More, the marks in the sentence mark sequence can be composed of numbers, letters, special characters and the like with mark functions, such as 1,2,3 … …, a, b, c … … and the like, different sentence characteristic values are automatically and orderly added to form the sentence mark sequence, the same sentence characteristic values are endowed with the same marks, the mapping relation between the sentence mark sequence and the sentence characteristic values is simply, effectively and accurately established, the sentence characteristic values represented by the sentence mark sequence can be rapidly and accurately determined through the sentence mark sequence, and the subsequent other data processing processes aiming at the sentence mark sequence are facilitated.
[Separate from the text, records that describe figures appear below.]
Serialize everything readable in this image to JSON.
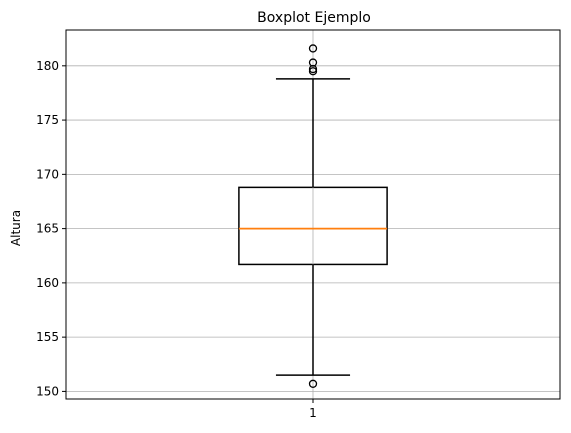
{
  "chart_data": {
    "type": "boxplot",
    "title": "Boxplot Ejemplo",
    "xlabel": "",
    "ylabel": "Altura",
    "categories": [
      "1"
    ],
    "ylim": [
      149.3,
      183.3
    ],
    "yticks": [
      150,
      155,
      160,
      165,
      170,
      175,
      180
    ],
    "grid": true,
    "boxes": [
      {
        "category": "1",
        "q1": 161.7,
        "median": 165.0,
        "q3": 168.8,
        "whisker_low": 151.5,
        "whisker_high": 178.8,
        "fliers": [
          181.6,
          180.3,
          179.7,
          179.5,
          150.7
        ]
      }
    ],
    "colors": {
      "box": "#000000",
      "median": "#ff7f0e",
      "grid": "#b0b0b0"
    }
  }
}
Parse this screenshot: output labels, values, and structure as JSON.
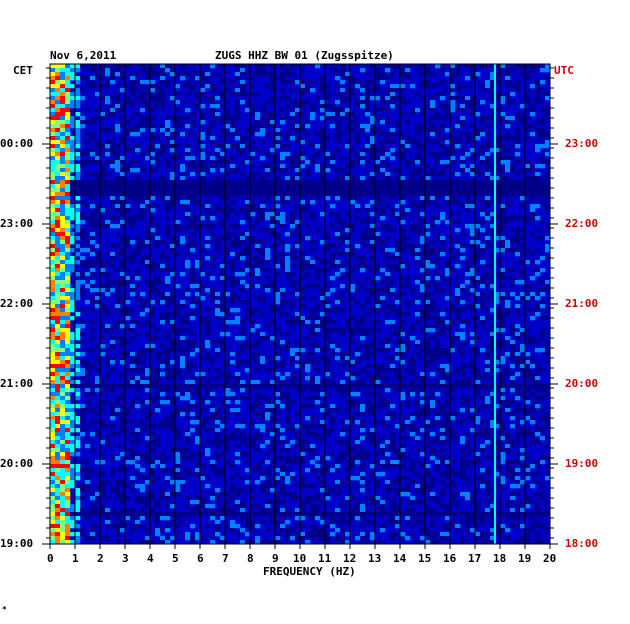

In the embodiment of the invention, the sentence identification sequence can be a natural number increment sequence, namely, the sentence identification sequence can be bound by starting from a natural number of '1', for example, the sentence identification sequence is (1), the sentence characteristic values obtained by subsequent extraction are different, then the natural number of '2' is given, the sentence identification sequence is updated to be (1/2), and then the sentence identification sequence is continuously formed by increasing the sentence identification sequence in an increment mode in the form of self-increasing sequence number, so that the sentence identification sequence of (1/2/3/4 … …) is obtained by updating.
For example, if the extracted sentence characteristic value 1 of the 1 st sentence request 1 is "xxxxx 1", the sentence cluster of the sentence request 1 is "1", and the sentence class identification sequence is (1); if the extracted sentence characteristic value 2 of the second sentence request 2 is 'xxxxxx 2', the sentence cluster of the sentence request 2 is '2', and the sentence identification sequence is (1/2) different from the sentence characteristic value 1; if the extracted sentence characteristic value 3 of the third sentence request 3 is "xxxxxx1", the sentence cluster of the sentence request 3 is "1" as same as the sentence characteristic value 1, and the sentence identification sequence is (1/2/1); if the extracted sentence characteristic value 4 of the fourth sentence request 4 is "xxxxx 3", which is different from the sentence characteristic value 1 and the sentence characteristic value 2, the sentence cluster of the sentence request 4 is "3", the sentence identification sequence is (1/2/1/3), and the like, so as to realize the continuous update of the sentence identification sequence.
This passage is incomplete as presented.